French diplomat and colonial governor

Yves Jean Joseph Chataigneau (22 September 1891 – 4 March 1969) was a French diplomat and colonial governor.

Graduating in history and geography, in 1919 after having been a lieutenant during the First World War, he began his career in diplomacy. In 1937, he was secretary general of the presidency of the council and was General Delegate of Free France in the Levant from 1943 to 1944, governor general of Algeria from September 8, 1944, to February 11, 1948, French ambassador to Moscow and diplomatic adviser to the government from 1949 to 1954. He was elected a member of the Academy of Moral and Political Sciences in 1967.

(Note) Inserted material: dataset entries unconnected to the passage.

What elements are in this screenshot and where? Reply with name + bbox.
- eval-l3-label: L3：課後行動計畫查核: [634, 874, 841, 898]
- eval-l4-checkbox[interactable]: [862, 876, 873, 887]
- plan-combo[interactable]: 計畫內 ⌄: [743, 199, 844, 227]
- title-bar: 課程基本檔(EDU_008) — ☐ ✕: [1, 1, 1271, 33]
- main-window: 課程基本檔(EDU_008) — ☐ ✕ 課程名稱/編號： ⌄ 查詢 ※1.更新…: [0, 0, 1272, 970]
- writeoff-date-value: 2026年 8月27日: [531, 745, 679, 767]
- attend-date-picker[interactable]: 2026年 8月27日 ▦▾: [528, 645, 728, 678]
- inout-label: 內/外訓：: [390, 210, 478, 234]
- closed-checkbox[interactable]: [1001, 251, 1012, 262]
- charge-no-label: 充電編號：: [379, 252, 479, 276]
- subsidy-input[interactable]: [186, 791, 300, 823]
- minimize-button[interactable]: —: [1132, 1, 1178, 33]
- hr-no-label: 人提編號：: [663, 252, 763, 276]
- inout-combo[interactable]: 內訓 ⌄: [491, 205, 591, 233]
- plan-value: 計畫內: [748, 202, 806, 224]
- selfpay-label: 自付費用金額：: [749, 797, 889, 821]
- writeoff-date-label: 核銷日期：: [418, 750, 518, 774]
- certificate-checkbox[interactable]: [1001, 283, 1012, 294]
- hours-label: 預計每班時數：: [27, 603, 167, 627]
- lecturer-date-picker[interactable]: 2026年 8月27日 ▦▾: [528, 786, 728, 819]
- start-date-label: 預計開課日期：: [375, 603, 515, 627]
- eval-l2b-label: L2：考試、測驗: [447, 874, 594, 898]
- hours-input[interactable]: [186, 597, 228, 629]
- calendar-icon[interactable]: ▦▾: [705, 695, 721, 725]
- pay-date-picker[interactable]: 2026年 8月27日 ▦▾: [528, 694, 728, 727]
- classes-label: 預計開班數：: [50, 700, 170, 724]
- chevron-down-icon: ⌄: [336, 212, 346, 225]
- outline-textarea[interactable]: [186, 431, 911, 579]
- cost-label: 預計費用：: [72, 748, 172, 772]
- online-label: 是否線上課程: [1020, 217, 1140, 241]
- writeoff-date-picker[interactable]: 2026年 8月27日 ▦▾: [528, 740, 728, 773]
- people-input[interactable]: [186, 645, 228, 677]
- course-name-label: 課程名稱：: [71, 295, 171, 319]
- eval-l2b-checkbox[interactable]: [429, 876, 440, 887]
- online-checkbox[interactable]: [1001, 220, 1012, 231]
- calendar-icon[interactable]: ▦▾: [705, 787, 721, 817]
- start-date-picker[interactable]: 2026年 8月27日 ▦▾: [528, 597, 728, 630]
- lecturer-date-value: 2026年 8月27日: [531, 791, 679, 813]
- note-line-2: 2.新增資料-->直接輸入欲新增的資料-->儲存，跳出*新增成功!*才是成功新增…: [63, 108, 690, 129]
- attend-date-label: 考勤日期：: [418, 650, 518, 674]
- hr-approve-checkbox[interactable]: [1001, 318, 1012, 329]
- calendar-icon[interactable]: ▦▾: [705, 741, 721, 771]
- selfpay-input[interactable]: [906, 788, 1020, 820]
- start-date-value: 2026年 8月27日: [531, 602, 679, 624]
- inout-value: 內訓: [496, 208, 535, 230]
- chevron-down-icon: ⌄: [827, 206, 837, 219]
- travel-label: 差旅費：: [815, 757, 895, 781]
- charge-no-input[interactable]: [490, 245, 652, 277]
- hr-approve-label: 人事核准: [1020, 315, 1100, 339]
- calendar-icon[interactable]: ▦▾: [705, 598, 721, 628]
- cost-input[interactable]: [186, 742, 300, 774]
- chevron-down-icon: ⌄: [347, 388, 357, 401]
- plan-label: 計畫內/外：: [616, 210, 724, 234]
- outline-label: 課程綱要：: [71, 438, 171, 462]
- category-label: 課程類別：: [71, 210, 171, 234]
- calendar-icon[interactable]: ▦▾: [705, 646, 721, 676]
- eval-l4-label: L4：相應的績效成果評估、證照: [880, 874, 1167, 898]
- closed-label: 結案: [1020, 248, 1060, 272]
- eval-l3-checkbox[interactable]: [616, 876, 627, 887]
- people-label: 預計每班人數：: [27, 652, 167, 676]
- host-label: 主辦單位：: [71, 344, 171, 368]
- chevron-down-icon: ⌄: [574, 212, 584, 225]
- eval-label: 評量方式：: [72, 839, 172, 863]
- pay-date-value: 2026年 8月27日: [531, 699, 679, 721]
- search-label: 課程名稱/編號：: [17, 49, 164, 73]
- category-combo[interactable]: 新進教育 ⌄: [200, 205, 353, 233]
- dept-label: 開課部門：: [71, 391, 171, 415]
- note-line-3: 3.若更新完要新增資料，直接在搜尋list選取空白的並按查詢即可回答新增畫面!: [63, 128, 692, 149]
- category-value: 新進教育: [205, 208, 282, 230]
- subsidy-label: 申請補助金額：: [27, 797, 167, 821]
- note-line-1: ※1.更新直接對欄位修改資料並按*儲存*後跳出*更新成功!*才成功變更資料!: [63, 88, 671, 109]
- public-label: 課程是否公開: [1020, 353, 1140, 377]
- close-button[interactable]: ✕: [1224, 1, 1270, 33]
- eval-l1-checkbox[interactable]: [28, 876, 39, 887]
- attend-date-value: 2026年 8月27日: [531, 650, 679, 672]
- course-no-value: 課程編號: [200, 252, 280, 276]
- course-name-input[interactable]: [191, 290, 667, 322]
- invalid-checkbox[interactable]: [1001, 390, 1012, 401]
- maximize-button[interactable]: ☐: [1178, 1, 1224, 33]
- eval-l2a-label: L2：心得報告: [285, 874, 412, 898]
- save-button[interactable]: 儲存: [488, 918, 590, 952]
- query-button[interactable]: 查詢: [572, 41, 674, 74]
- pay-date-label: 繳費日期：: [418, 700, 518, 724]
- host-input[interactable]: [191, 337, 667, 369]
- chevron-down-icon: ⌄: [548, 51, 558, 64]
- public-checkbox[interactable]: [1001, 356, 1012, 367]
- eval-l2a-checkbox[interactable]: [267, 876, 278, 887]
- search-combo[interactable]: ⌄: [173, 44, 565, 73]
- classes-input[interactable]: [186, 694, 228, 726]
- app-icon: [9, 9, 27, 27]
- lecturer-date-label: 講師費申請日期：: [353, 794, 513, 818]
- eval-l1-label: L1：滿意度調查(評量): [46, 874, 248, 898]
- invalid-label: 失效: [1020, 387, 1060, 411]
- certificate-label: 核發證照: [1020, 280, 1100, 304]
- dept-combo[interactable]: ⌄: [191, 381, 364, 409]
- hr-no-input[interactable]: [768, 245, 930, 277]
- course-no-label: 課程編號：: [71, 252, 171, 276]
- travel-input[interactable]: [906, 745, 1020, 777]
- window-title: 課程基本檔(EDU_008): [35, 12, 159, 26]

In General de Gaulle's Memoirs of War, Chataigneau is designated as the man of the repression of Sétif, but he was not even in Algeria at the time of the events. Moreover, he was so appreciated by the Algerians that they nicknamed him Mohammed. According to Jean Lacouture, he had to bear the responsibility for a repression decided upon by his subordinates in a completely different spirit than his.